A front page article just last month in either the Nation or the Times denounced the fact that government had lost out on billions in taxes on the diesel fuel that Kayelekera imports for the generators it needs to process its ore. Kayelekera Uranium Mine was granted a tax exemption on all the fuel it needs to import. Meanwhile fuel prices almost cripple the ability of ordinary people to get around the country for whatever purpose. Again the poor man pays.

This is not to be one sided and critical of Malawi and its tiny elite which has its own battles to hold its own against many factors working to Malawi`s detriment. In Canada, despite years of civil society militancy, publicity and denunciation, the mining industry and its collaborators in government remain blissfully immune and impervious to pressure for change. With their lobby they have rendered the struggle to make the industry accountable and impose corporate responsibility just about ineffectual. Even the name of their recent conference and exhibition tells the story of their ability to go where they want and do as they wish: “Mines Without Borders.” The battle over the private members bill to make mining companies accountable revealed the industry’s power and arrogance and its ability to mobilise to impose its will.

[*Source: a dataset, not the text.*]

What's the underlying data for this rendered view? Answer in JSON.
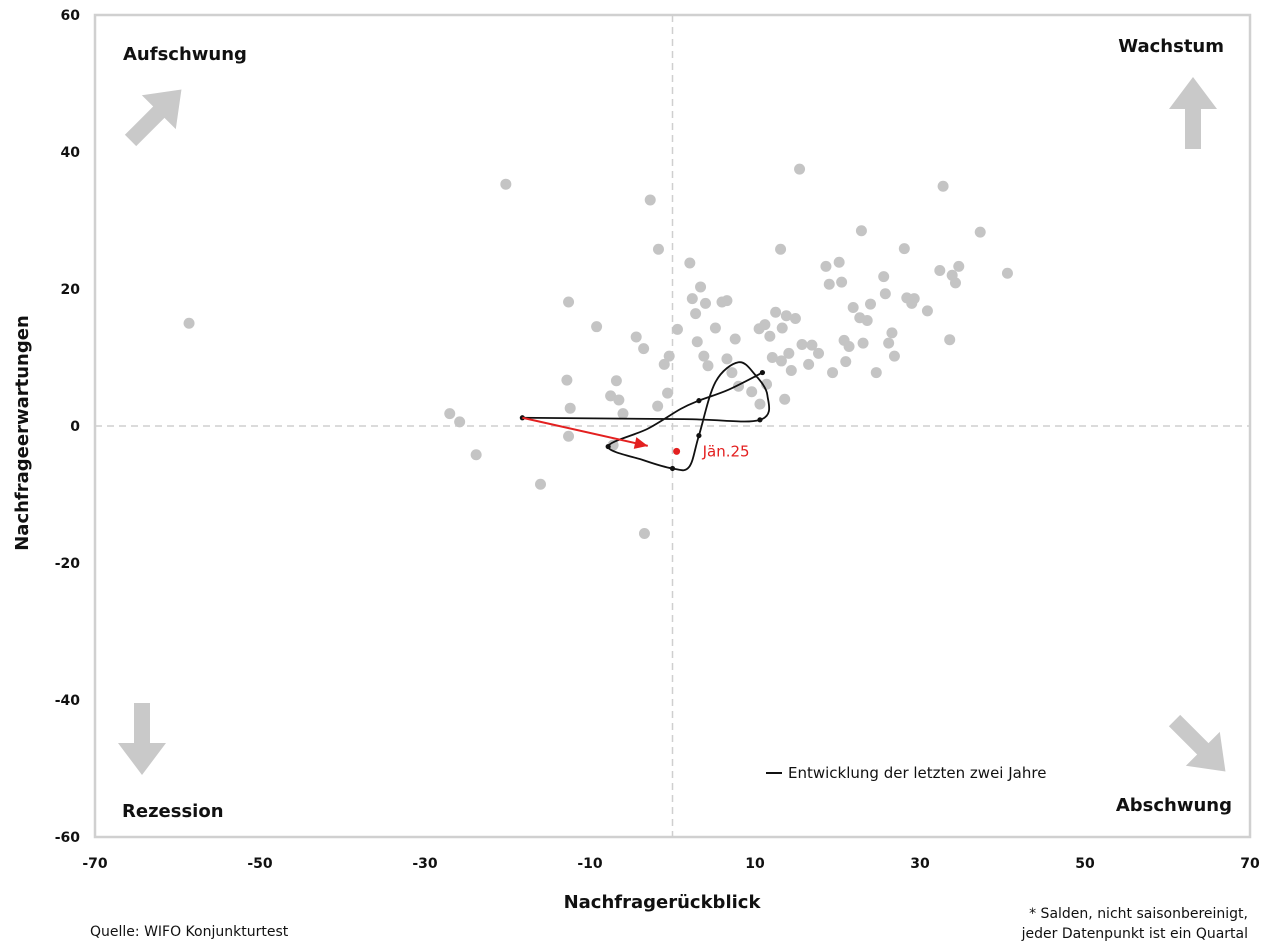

In an article I received by email from Canada covering the mining industry conference, someone pointed out that “… With 75% of the world's mining companies registered on the Toronto Stock Exchange, Canada is a global leader in the mining industry. Without effective government regulation, Canadian investment - public and private - will continue to fuel violent conflict and environmental destruction around the world.”

Palladin is owned in Australia, but the issues are the same and here in Malawi, and the rest of Africa, the poor man pays.